You pick up the ball and throw it toward second base.  The runner is now on third.  Humiliating.

So you get put in the outfield.  Thank God!  There you can look at the bees going from one dandelion to the next or the butterfly floating on air.  There is a dog barking across the street and the ice cream truck is jingling along full of Creamsicles.  You see a jet plane in the sky overhead.  You hope this will soon be over.

All of a sudden you hear everyone screaming because whoever was up to bat has hit the ball out beyond the bases somewhere between left field and right field (is there a right field?).  You think they are yelling at you to catch the ball.  You go for it and the other outfielder yells at you to "get out of the way".  It is humiliating.

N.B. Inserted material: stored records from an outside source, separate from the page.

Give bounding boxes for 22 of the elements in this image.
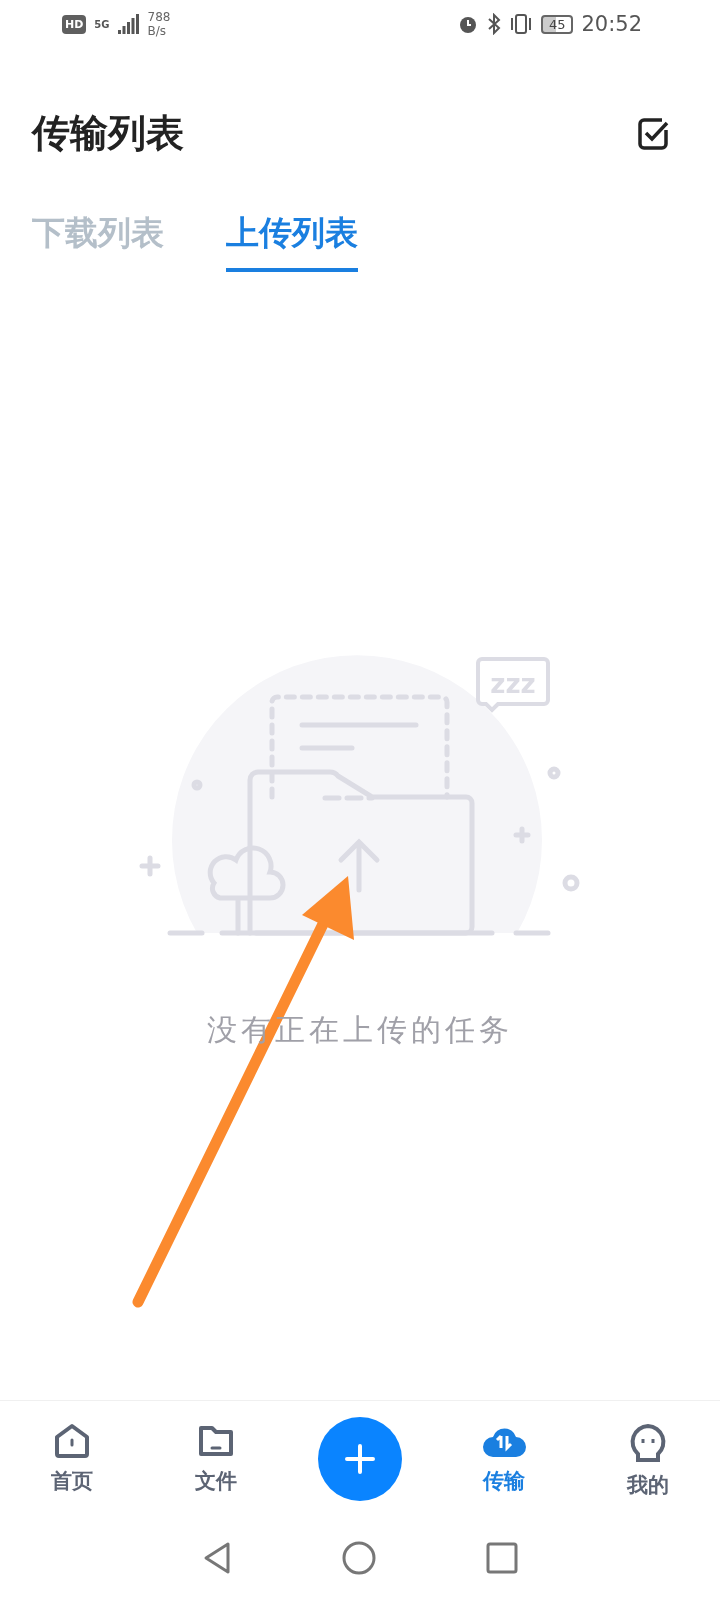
ghost-face-icon xyxy=(628,1423,668,1463)
speed-value: 788 xyxy=(147,10,171,24)
vibrate-icon xyxy=(508,13,533,35)
page-title: 传输列表 xyxy=(32,109,184,157)
folder-icon xyxy=(197,1423,235,1459)
recents-icon[interactable] xyxy=(486,1542,518,1574)
list-tab[interactable]: 上传列表 xyxy=(226,211,358,272)
back-icon[interactable] xyxy=(202,1541,232,1575)
signal-icon xyxy=(117,14,140,34)
plus-icon xyxy=(345,1444,375,1474)
nav-item[interactable]: 文件 xyxy=(144,1417,288,1495)
speed-unit: B/s xyxy=(147,24,168,38)
network-type: 5G xyxy=(94,18,110,30)
clock-time: 20:52 xyxy=(581,12,642,36)
nav-item[interactable]: 首页 xyxy=(0,1417,144,1495)
home-icon xyxy=(53,1423,91,1459)
battery-level: 45 xyxy=(540,14,574,34)
home-circle-icon[interactable] xyxy=(342,1541,376,1575)
hd-badge: HD xyxy=(62,14,87,34)
nav-item[interactable]: 我的 xyxy=(576,1417,720,1499)
nav-item[interactable]: 传输 xyxy=(432,1417,576,1495)
bluetooth-icon xyxy=(486,13,501,35)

Or, you do fetch the ball from off the ground and now have to not only figure out who to throw it to, but you have to actually throw it in that general direction.  The ball lands on the ground about fifteen feet short.  That's humiliating.

Your team loses by a zillion runs.  It is mostly your fault.  How humiliating.  Everyone tosses the ball back and forth while walking off the ball park.  Someone throws it your way and it hits your chin.  Baseball is humiliating even when the game is over.

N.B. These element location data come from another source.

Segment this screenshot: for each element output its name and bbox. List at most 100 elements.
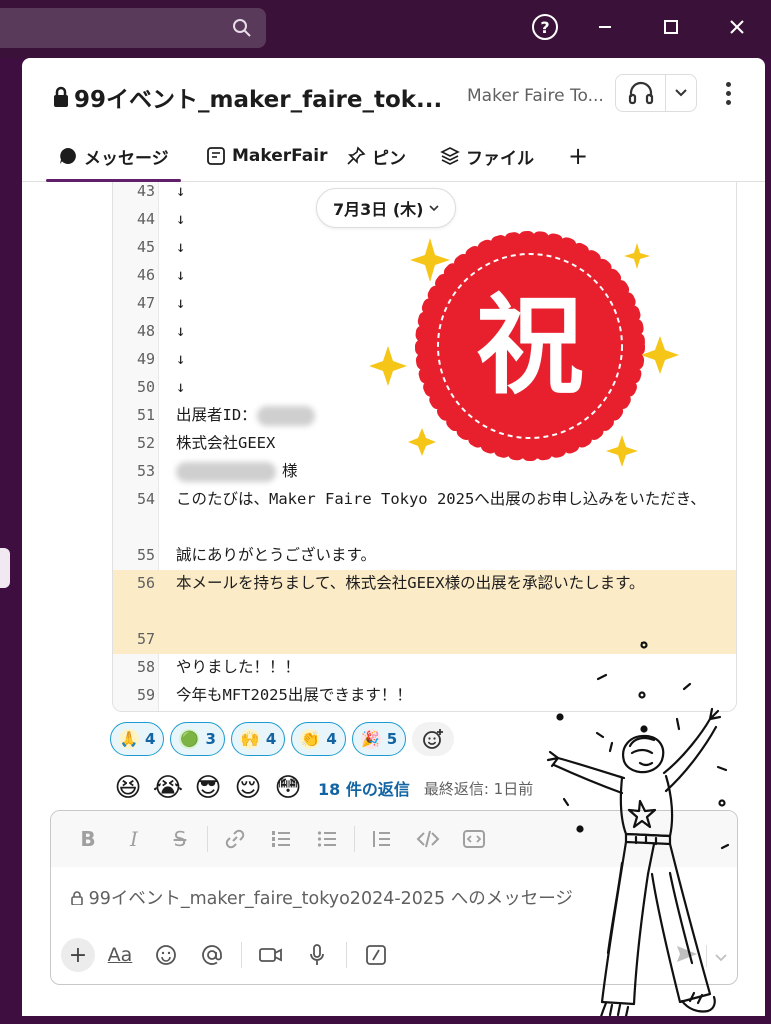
line-number: 57 — [136, 630, 155, 648]
channel-topic[interactable]: Maker Faire To... — [467, 86, 604, 106]
message-input[interactable]: 99イベント_maker_faire_tokyo2024-2025 へのメッセー… — [71, 885, 573, 910]
shortcuts-button[interactable] — [355, 937, 397, 973]
line-number: 43 — [136, 182, 155, 200]
avatar: 😳 — [274, 773, 302, 803]
reply-count-link[interactable]: 18 件の返信 — [318, 776, 410, 800]
format-toggle-button[interactable]: Aa — [99, 937, 141, 973]
avatar: 😎 — [194, 773, 222, 803]
reaction-bar: 🙏 4 🟢 3 🙌 4 👏 4 🎉 5 — [110, 722, 455, 758]
bold-icon: B — [80, 827, 96, 851]
pray-hands-icon: 🙏 — [119, 729, 139, 749]
line-number: 50 — [136, 378, 155, 396]
attach-button[interactable]: + — [61, 938, 95, 972]
video-clip-button[interactable] — [250, 937, 292, 973]
line-text: 本メールを持ちまして、株式会社GEEX様の出展を承認いたします。 — [176, 574, 645, 592]
line-number: 52 — [136, 434, 155, 452]
line-number: 59 — [136, 686, 155, 704]
celebration-sticker: 祝 — [370, 231, 679, 467]
link-button[interactable] — [212, 821, 258, 857]
add-reaction-button[interactable] — [412, 722, 455, 756]
canvas-doc-icon — [207, 147, 225, 165]
audio-clip-button[interactable] — [296, 937, 338, 973]
date-divider-button[interactable]: 7月3日 (木) — [316, 188, 457, 228]
message-bubble-icon — [60, 148, 76, 164]
pin-icon — [347, 146, 366, 165]
italic-button[interactable]: I — [111, 821, 157, 857]
add-emoji-icon — [423, 729, 444, 749]
huddle-options-button[interactable] — [666, 75, 696, 111]
video-camera-icon — [259, 948, 282, 962]
maximize-button[interactable] — [656, 12, 686, 42]
reaction-count: 5 — [386, 730, 398, 748]
window-titlebar: ? — [0, 0, 771, 58]
redacted-name — [176, 461, 276, 482]
reaction-count: 4 — [265, 730, 277, 748]
reaction-pill[interactable]: 🟢 3 — [170, 722, 225, 756]
headphones-icon — [628, 81, 653, 105]
channel-header: 99イベント_maker_faire_tok... Maker Faire To… — [22, 58, 765, 130]
bullet-list-button[interactable] — [304, 821, 350, 857]
code-button[interactable] — [405, 821, 451, 857]
slash-command-icon — [366, 945, 386, 965]
sidebar-strip — [0, 58, 22, 1024]
text-format-icon: Aa — [107, 944, 133, 966]
reaction-count: 3 — [205, 730, 216, 748]
search-icon — [233, 19, 251, 37]
code-line: 55 誠にありがとうございます。 — [113, 542, 736, 570]
ordered-list-icon — [272, 831, 290, 847]
tab-makerfair[interactable]: MakerFair — [206, 142, 327, 170]
plus-icon: + — [68, 942, 88, 968]
more-options-button[interactable] — [716, 78, 740, 108]
line-number: 54 — [136, 490, 155, 508]
mention-button[interactable] — [191, 937, 233, 973]
redacted-id — [256, 405, 315, 426]
reaction-pill[interactable]: 🎉 5 — [351, 722, 407, 756]
tab-add-button[interactable]: + — [568, 142, 588, 170]
line-number: 53 — [136, 462, 155, 480]
code-line: 54 このたびは、Maker Faire Tokyo 2025へ出展のお申し込みを… — [113, 486, 736, 542]
lock-icon — [54, 86, 68, 107]
tab-files[interactable]: ファイル — [440, 142, 534, 170]
line-number: 55 — [136, 546, 155, 564]
line-number: 48 — [136, 322, 155, 340]
minimize-button[interactable] — [590, 12, 620, 42]
tab-messages[interactable]: メッセージ — [46, 142, 181, 182]
close-button[interactable] — [722, 12, 752, 42]
huddle-button[interactable] — [616, 75, 666, 111]
bullet-list-icon — [317, 831, 336, 847]
ordered-list-button[interactable] — [258, 821, 304, 857]
bold-button[interactable]: B — [65, 821, 111, 857]
strikethrough-icon: S — [173, 827, 187, 851]
chevron-down-icon — [675, 89, 687, 97]
line-text: このたびは、Maker Faire Tokyo 2025へ出展のお申し込みをいた… — [176, 490, 706, 508]
code-block-button[interactable] — [451, 821, 497, 857]
kebab-icon — [725, 81, 731, 87]
chevron-down-icon — [429, 205, 440, 212]
line-number: 56 — [136, 574, 155, 592]
at-sign-icon — [202, 945, 222, 965]
smiley-icon — [156, 945, 176, 965]
reaction-pill[interactable]: 👏 4 — [291, 722, 346, 756]
avatar: 😆 — [114, 773, 142, 803]
line-number: 44 — [136, 210, 155, 228]
channel-title[interactable]: 99イベント_maker_faire_tok... — [52, 80, 442, 114]
emoji-button[interactable] — [145, 937, 187, 973]
avatar: 😌 — [234, 773, 262, 803]
search-bar[interactable] — [0, 8, 266, 48]
line-number: 51 — [136, 406, 155, 424]
thread-summary[interactable]: 😆 😭 😎 😌 😳 18 件の返信 最終返信: 1日前 — [110, 770, 533, 806]
tab-pins[interactable]: ピン — [346, 142, 406, 170]
code-block-icon — [463, 830, 485, 848]
sticker-kanji: 祝 — [476, 284, 584, 409]
reaction-pill[interactable]: 🙏 4 — [110, 722, 165, 756]
microphone-icon — [310, 944, 324, 965]
reaction-pill[interactable]: 🙌 4 — [230, 722, 286, 756]
help-icon: ? — [532, 14, 558, 40]
line-number: 45 — [136, 238, 155, 256]
sidebar-resize-handle[interactable] — [0, 548, 10, 588]
help-button[interactable]: ? — [530, 12, 560, 42]
strikethrough-button[interactable]: S — [157, 821, 203, 857]
blockquote-button[interactable] — [359, 821, 405, 857]
svg-text:?: ? — [540, 18, 549, 37]
dancing-person-sticker — [546, 641, 730, 1016]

That's why I hate baseball.  There, I've said it.  And I look stupid in a baseball cap.

4 comments:

Russ Manley said...

A-FUCKING-MEN!! You described it perfectly, Frank, that was exactly my experience too. This is so good, it deserves to be published somewhere, you should send it to some magazines and see if they will print it.

Next worst is basketball: twice as mysterious, only all the players from your team and the other are all jammed up next to you and running circles around you at the speed of light, all moving in six directions at once and cussing you vehemently with every breath because you MISSED THE DAMN BALL or DROPPED IT or THREW IT TO THE WRONG PERSON and even if you try to hover in one corner and stay out of everybody's way they still damn you unreservedly because YOU AREN'T PLAYING THE GAME which is of course the point, so either way you lose.

Football is not only humiliating but also excruciating until you learn not to actually block anybody but simply let them go right on by. But we could go on down the list, right? . . .

Stan said...

In gym at High School I wasn't even allowed to have a mitt to catch with that's how much I sucked at sports in general. I don't think I was considered a sissy though.
But the worst is when the gym teacher would line us up and designate two super jocks to pick out their teams. Talk about humiliation when I and some other guy was usually left standing there at the very end. I could have rung that gym teachers neck every time this happened.

Cubby said...

I love this post!!

Moving with Mitchell said...

OK. To be honest, you've covered a lot of my feelings about the game when I was a kid. Fortunately, I didn't get as totally humiliated in all those situations because no one would EVER have put ME on the pitcher's mound. And I was always sent someplace in the outfield where, hopefully, no ball would ever be hit. OK. Humiliating. I DO like to go to professional games... at first, although i find myself growing incensed thinking about the millions of dollars these people make. Ah well... (Oh. I also look like crap in a baseball cap.)